I grieved--am still grieving--the estrangement of one of my daughters. It caught be off guard. Should have seen it coming, I suppose. It reminds me of the day Joe and I moved to Oregon, moving away from his parents in southern California. His mother, Eva June, stood in the driveway as we waved goodbye. I can hear her voice wailing, "They've changed the rules! They've changed the rules…" Meaning that in her world, adult children were supposed to live close to their aging parents and care for them, as she had cared so carefully for her parents. We were moving over 1,000 miles away. Escaping. Anyway, that's how I feel about this change in mother-daughter relationship. I want to hold Eva June's hand and wail with her, "They've changed the rules!" I had not known, previously, that such a thing was possible. (Not that I expect my adult children to live near me. But at least stay in touch. I had not known it was possible to walk out of a parent's life.)

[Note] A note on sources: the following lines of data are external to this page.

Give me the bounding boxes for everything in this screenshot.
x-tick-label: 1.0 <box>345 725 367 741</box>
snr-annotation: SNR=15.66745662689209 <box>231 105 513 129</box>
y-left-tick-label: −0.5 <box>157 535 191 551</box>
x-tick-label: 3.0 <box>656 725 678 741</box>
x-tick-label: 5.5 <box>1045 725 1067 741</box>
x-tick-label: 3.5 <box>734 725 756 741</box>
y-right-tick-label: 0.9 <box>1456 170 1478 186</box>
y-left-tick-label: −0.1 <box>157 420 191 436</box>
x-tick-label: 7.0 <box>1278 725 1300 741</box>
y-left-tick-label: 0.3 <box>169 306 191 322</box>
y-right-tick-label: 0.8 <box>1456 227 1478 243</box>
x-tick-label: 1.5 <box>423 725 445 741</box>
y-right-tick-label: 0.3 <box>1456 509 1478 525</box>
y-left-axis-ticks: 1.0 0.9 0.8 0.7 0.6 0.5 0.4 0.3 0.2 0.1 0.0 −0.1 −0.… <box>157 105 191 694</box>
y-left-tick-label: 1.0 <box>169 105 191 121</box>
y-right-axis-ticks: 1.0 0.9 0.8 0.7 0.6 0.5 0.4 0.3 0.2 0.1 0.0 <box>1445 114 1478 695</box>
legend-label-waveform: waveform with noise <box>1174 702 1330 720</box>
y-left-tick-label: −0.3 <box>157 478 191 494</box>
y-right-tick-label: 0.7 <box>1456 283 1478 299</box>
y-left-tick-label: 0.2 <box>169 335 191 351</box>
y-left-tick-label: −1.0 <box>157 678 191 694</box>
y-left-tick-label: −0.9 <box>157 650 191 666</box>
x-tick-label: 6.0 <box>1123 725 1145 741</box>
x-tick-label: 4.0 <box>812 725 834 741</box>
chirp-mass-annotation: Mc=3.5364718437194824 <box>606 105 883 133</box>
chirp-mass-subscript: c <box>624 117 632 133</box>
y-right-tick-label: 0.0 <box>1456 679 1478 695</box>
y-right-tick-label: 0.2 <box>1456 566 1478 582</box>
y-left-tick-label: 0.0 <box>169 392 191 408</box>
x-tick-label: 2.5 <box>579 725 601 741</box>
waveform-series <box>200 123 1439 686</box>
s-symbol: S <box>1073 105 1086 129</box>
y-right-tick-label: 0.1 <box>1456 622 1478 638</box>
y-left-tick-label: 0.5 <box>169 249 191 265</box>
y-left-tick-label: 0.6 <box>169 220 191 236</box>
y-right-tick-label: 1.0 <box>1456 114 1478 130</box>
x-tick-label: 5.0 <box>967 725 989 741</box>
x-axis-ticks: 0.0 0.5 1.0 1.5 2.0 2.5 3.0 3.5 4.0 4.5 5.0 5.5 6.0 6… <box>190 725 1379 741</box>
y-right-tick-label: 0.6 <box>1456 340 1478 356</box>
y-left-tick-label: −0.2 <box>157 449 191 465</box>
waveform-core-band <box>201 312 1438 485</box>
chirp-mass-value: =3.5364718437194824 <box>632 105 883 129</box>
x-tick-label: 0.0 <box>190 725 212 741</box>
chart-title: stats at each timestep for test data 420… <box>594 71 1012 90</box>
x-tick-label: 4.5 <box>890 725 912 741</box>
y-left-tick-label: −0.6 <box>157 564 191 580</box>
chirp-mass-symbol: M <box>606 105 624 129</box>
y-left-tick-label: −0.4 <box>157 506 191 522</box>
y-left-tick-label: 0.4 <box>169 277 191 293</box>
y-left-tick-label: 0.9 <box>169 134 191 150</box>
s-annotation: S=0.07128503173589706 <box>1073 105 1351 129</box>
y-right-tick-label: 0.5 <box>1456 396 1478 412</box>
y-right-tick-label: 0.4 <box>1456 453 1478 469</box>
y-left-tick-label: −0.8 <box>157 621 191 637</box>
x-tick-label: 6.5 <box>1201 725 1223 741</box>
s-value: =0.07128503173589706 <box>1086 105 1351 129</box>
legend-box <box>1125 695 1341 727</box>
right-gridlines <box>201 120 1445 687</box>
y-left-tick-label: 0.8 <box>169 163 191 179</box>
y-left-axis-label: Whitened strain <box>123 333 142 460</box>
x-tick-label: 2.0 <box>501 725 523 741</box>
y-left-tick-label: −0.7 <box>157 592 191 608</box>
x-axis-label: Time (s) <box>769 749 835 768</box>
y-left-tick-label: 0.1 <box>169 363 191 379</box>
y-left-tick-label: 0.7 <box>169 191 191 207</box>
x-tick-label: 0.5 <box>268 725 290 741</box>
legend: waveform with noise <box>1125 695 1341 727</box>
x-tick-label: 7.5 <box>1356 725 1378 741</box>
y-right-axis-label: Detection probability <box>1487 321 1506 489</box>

Grief silenced me for months.
Sometimes silence is the only way through.
Yesterday, something seemed to turn within me. Mark and I had promised ourselves a day of yard work, but we were true Oregon slugs and didn't get outside until 3:00 pm. Among other chores--it feels so good to work hard!--I pruned the Japanese maple. It had grown into a shapeless bush, a large red leafy mound in the middle of the lawn. I probably cut away 1/3 of the growth. (I want to think of something creative to do with all those weirdly-twisted branches. They are so cool.)
Now the tree has light within. Instead of a lump, it is a lovely tree with shape and sweet interplay of light and shadow.
Mark and I dragged the plastic off the garden bed. We've created our little garden in the front lawn eight years ago, and only one other time have we planted this late, a fact of timing that triggers shame and guilt. For what? Who cares what week the garden gets planted? Just me heaping blame on my own head. So silly.
Woke up this morning planning to water the garden and found that God had already done that chore for me. Robins are cheerio-ing each other.
I feel, finally, the rising juices of spring within me.